Alfred Yarrow established his first shipyard on the Isle of Dogs, London, in 1869, building steam launches. Some 150 vessels were built between 1869 and 1875 including the boat used by Henry Morton Stanley to search the Congo for David Livingstone.
When the firm outgrew the Isle of Dogs yard, Yarrow moved his company half a mile to the Poplar shipyard where they continued to build steam launches and shallow draught lake and river vessels for export. Yarrow Shipbuilders as they became known, then built a succession of torpedo boat destroyers which led to their first major Royal Navy contract for a destroyer, HMS Havock in 1893. By the turn of the Century, Yarrow’s business had outgrown the Poplar yard.
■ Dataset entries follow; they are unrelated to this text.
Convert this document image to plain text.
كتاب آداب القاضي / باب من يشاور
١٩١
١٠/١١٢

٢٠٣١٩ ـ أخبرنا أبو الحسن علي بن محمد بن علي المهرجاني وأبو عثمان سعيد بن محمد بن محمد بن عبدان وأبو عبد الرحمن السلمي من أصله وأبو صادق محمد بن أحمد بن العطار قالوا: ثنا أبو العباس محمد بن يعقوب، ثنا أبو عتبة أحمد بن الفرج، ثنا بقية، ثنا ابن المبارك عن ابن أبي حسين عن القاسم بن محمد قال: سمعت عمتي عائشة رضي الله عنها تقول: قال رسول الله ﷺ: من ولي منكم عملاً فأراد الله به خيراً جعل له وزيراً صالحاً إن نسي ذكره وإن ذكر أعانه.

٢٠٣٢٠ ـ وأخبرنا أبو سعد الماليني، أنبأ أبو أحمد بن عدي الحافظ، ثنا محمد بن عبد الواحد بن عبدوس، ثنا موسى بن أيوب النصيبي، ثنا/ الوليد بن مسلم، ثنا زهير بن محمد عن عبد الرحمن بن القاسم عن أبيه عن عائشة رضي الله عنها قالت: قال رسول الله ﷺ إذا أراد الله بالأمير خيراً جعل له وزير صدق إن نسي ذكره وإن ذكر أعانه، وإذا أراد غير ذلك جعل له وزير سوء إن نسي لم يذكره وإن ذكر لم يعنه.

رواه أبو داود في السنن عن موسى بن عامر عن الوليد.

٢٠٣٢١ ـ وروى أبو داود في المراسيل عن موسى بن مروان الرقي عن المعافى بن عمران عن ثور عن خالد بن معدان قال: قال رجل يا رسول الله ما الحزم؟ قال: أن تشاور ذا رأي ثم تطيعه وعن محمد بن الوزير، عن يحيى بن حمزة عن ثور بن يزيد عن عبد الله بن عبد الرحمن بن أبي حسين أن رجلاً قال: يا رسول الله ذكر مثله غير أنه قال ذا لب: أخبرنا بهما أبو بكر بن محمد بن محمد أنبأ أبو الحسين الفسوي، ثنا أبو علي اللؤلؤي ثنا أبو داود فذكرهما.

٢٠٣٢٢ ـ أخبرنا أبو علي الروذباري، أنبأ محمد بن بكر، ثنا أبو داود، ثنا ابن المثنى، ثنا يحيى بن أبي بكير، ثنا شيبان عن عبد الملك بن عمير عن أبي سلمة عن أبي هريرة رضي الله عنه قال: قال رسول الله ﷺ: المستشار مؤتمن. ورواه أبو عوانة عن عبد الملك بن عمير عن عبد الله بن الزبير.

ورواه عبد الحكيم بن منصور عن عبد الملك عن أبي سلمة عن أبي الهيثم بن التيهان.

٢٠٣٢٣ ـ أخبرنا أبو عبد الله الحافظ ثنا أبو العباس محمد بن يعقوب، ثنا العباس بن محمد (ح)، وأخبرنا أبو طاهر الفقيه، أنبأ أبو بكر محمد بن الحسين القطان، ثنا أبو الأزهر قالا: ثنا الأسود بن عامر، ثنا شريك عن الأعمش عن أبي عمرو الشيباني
The high cost of land and steel transportation coupled with the shortage and cost of labour in London prompted Yarrow to take the bold decision to move his entire company and staff to Scotland in 1906. He founded a new shipyard on a greenfield site at Scotstoun on the River Clyde. Near to his new shipyard, Yarrow built houses for his workforce.
Fifty vessels were built for the Royal Navy during the First World War, but after the war there was a dearth in orders, which forced Yarrow, then aged 79, to reluctantly to put the company into voluntary liquidation. However, after only three months Alfred Yarrow’s son, Harold, took over the running of the company and gradually put the business back on track.
Alfred Yarrow died in 1932 at the age of 90, having seen his company survive and prosper.
During the Second World War, Yarrow’s made a major contribution to the Royal Navy’s war eforts, with the shipyard completing a new ship every 10 weeks. After the war, the shipyard began to specialise in building Royal Navy frigates, but also maintained production of small shallow draught river and lake vessels.
The Yarrow shipyard was nationalised under the 1977 Aircraft and Shipbuilding Industries Act and became part of the British Shipbuilders Group. In 1986 the shipyard was purchased by The General Electric Company (GEC), and when GEC brought Vickers Shipbuilding and Engineering Limited (VSEL) in 1995, the two shipyards formed the basis of the new GEC Marine Group, later renamed Marconi Marine. The shipyard became part of BAE Systems on the 30th November 1999 following the merger of British Aerospace and Marconi Electronic Systems.